What they are and how they are useful for your folk using your sites

I think these are two of the most under used tags in HTML, which is a shame because really quickly you can provide some excellent functionality and really help your users out with very little effort on your part.

So, what are they?

The Acronym tag or <acronym> to it’s friends is a tag that should encapsulate all acronyms used on your website.  If you don’t know what an acronym is I would have to <acronym title="Laugh out Loud">lol</acronym> at you and pass you across to this website. (DEPRECATED do not use the <acronym> tag.)

The Abbreviation tag, which has been nicely shortened (I see what they did there!) to <abbr> is a tag which should be used around any text that is an abbreviated form of a longer word.  I can’t think of anything even slightly funny, so if you don’t know what an abbreviation is then go here.

w3.org have the following to say on the subject of acronyms and abbreviations:

The ABBR and ACRONYM elements allow authors to clearly indicate occurrences of abbreviations and acronyms. Western languages make extensive use of acronyms such as "GmbH", "NATO", and "F.B.I.", as well as abbreviations like "M.", "Inc.", "et al.", "etc.". Both Chinese and Japanese use analogous abbreviation mechanisms, wherein a long name is referred to subsequently with a subset of the Han characters from the original occurrence. Marking up these constructs provides useful information to user agents and tools such as spell checkers, speech synthesizers, translation systems and search-engine indexers.


The content of the ABBR and ACRONYM elements specifies the abbreviated expression itself, as it would normally appear in running text. The title attribute of these elements may be used to provide the full or expanded form of the expression.

So now you know what they are and when they should be used, I guess I should write about why you should use them.

First off you would be scoring a really quick win as far as WCAG is concerned, checkpoint 4.2 to be exact.

Specify the expansion of each abbreviation or acronym in a document where it first occurs. [Priority 3]

Secondly, it is semantic - You could argue that this is getting really pedantic in your markup, but it makes sense because the words we encapsulate with these tags are different from normal text.

My third and final point on why I think you should be using it is because it is useful to the end user, accessibility aside it is nice to get a really quick definition of what an acronym on your site is.

In the past I have found a lot of websites that would use a fairly specific acronym to their area of interest and they would wrap an <a> around it and link off to wikipedia, when I think <acronym> along with the context the actual acronym is mentioned in would be more than enough for most users, and those that still don’t know - there is always google!

I guess it is time I actually mentioned how you use them, it is really straight forward.

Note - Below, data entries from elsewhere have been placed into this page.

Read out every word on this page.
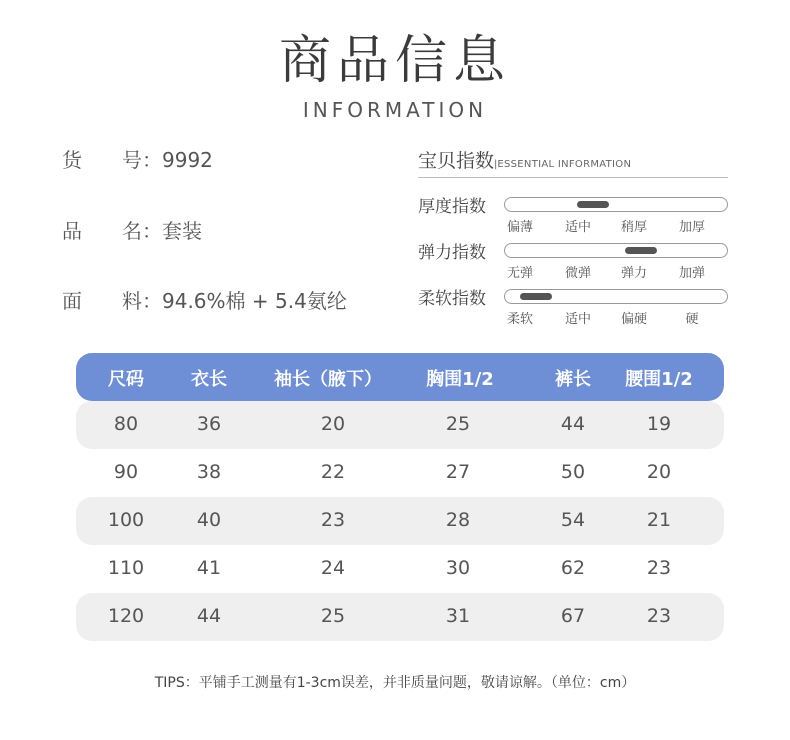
商品信息
INFORMATION
货 号：9992
品 名：套装
面 料：94.6%棉 + 5.4氨纶
宝贝指数|ESSENTIAL INFORMATION
厚度指数
偏薄 适中 稍厚 加厚
弹力指数
无弹 微弹 弹力 加弹
柔软指数
柔软 适中 偏硬	硬
尺码	衣长	袖长（腋下） 胸围1/2	裤长 腰围1/2
80	36	20	25	44	19
90	38	22	27	50	20
100	40	23	28	54	21
110	41	24	30	62	23
120	44	25	31	67	23
TIPS：平铺手工测量有1-3cm误差，并非质量问题，敬请谅解。（单位：cm）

<acronym title="This is my Acronym">TIMA</acronym>

<abbr title="Personal Identification Number">Pin</abbr>

I would like to know people’s opinions on this, but my thoughts are that you shouldn’t do too much extra styling to these elements other than what you would normally do to the text on your site.  Let the browser handle it the way it wants to, which is normally with a dashed line underneath which I think is fairly universal and looks pretty nice.